Access to leave started to dry up for many junior doctors in March for multiple reasons. Since 2000, the number of medical graduates has doubled, yet the number of specialty training positions has not changed, causing a bottleneck of training applicants. Despite this increased number of medical graduates, we do not have enough internship positions for WA-trained doctors. Furthermore, we do not train enough doctors to fill the number of resident medical officer (RMO) jobs in WA hospitals.

Every winter, the arrival of Irish and UK doctors, many on leave relief terms, helps to fill these gaps in our system. Without adding to existing bottlenecks, this intake allows local RMOs to avail of their leave.

Such a system worked well until the pandemic. But now that our borders are closed and Australians are being preferenced for visas, flights and hotel quarantine, the WA healthcare system – and the junior doctors keeping it afloat – are struggling.

Three employing health services have reported a shortage of 128 RMOs. Two primary employing health services are yet to release their numbers.

We have been waiting for months but there is no light at the end of the tunnel. Whilst we have been reassured of reinforcements, the difficulty in accessing visas and flights, and the cap on hotel quarantine numbers means there is no reprieve in sight The current scenario is contributing not only to a lack of leave, but an increase in overtime and a redistribution of the workforce within some hospitals.

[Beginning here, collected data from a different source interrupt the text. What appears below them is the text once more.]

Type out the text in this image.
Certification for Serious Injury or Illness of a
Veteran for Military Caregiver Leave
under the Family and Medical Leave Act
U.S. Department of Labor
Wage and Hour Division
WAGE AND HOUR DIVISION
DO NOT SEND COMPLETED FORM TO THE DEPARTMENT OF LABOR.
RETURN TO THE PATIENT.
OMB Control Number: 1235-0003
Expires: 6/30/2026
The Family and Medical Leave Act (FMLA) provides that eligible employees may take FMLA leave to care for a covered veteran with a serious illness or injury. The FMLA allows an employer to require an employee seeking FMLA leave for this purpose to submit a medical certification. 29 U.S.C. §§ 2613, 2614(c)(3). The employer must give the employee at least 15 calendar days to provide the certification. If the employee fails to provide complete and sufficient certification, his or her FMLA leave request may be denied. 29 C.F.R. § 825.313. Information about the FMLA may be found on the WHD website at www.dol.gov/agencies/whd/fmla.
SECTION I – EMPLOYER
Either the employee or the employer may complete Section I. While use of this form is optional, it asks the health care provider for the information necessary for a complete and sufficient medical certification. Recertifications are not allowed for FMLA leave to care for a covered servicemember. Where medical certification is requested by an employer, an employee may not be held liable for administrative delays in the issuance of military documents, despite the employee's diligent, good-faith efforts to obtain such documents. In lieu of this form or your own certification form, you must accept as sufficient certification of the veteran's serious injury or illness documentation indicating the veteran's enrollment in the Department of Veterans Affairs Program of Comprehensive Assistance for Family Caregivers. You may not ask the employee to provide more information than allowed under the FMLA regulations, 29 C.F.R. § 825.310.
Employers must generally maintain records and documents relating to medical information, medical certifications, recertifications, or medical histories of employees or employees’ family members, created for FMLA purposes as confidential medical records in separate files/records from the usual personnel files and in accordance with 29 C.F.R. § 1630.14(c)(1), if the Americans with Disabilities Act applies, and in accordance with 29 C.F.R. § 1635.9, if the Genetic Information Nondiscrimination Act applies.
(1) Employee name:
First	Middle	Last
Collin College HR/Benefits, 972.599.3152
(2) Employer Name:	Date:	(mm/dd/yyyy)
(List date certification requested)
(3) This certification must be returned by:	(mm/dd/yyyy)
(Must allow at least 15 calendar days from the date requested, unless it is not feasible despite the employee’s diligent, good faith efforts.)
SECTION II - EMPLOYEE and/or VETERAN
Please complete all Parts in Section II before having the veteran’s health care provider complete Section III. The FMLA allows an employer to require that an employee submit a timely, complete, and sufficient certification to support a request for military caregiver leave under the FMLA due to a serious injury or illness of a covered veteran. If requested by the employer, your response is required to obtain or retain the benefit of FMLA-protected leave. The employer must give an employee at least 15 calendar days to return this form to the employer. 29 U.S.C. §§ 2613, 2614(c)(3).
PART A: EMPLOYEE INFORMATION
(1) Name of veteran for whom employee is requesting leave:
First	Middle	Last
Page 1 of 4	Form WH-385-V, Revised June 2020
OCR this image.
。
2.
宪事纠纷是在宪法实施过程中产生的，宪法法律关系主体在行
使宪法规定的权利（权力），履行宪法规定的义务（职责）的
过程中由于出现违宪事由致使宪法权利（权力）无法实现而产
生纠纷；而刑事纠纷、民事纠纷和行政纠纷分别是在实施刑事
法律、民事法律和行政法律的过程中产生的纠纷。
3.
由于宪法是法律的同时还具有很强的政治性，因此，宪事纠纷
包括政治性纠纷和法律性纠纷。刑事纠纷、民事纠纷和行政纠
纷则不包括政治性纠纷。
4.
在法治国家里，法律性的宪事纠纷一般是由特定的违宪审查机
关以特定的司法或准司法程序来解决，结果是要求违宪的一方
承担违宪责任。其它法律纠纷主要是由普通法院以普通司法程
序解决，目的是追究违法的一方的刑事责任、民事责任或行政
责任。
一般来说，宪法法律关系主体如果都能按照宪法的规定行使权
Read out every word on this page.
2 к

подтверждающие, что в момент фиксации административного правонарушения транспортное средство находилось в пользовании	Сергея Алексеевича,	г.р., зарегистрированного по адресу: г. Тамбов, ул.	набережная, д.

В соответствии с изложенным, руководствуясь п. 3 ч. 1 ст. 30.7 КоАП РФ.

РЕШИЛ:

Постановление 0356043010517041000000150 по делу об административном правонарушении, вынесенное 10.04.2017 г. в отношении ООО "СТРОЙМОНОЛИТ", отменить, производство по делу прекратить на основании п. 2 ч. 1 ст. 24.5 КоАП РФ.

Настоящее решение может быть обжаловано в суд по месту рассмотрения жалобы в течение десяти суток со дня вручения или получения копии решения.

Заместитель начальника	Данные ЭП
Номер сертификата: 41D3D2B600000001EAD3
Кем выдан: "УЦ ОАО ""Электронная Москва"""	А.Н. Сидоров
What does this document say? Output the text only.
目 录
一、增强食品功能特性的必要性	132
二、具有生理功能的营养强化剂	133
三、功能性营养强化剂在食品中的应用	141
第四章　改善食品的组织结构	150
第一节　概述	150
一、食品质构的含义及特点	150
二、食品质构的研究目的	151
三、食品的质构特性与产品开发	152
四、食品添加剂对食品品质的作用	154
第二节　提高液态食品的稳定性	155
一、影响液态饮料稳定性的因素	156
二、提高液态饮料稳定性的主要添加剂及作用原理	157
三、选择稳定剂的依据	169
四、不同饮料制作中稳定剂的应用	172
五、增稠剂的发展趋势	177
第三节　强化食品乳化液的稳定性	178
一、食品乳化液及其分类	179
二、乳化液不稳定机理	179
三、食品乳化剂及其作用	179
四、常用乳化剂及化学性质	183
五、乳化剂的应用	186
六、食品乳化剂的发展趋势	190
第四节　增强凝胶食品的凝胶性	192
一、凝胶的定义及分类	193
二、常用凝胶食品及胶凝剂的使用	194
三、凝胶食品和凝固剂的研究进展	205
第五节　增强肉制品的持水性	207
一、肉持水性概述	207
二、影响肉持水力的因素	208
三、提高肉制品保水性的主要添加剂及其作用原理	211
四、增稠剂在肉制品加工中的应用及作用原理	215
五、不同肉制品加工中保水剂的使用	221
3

With the hard border, there is an excess of locum jobs offering excellent wages, and many RMOs and registrars are seeking better work-life balance.

Junior doctors are openly conversing in hospital corridors and common rooms about alternate careers using their medical degree, leaving clinical medicine, or leaving medicine altogether.

The lack of access to leave is no longer a hospital network problem or for that matter, a healthcare system problem. This is now an entire state’s problem.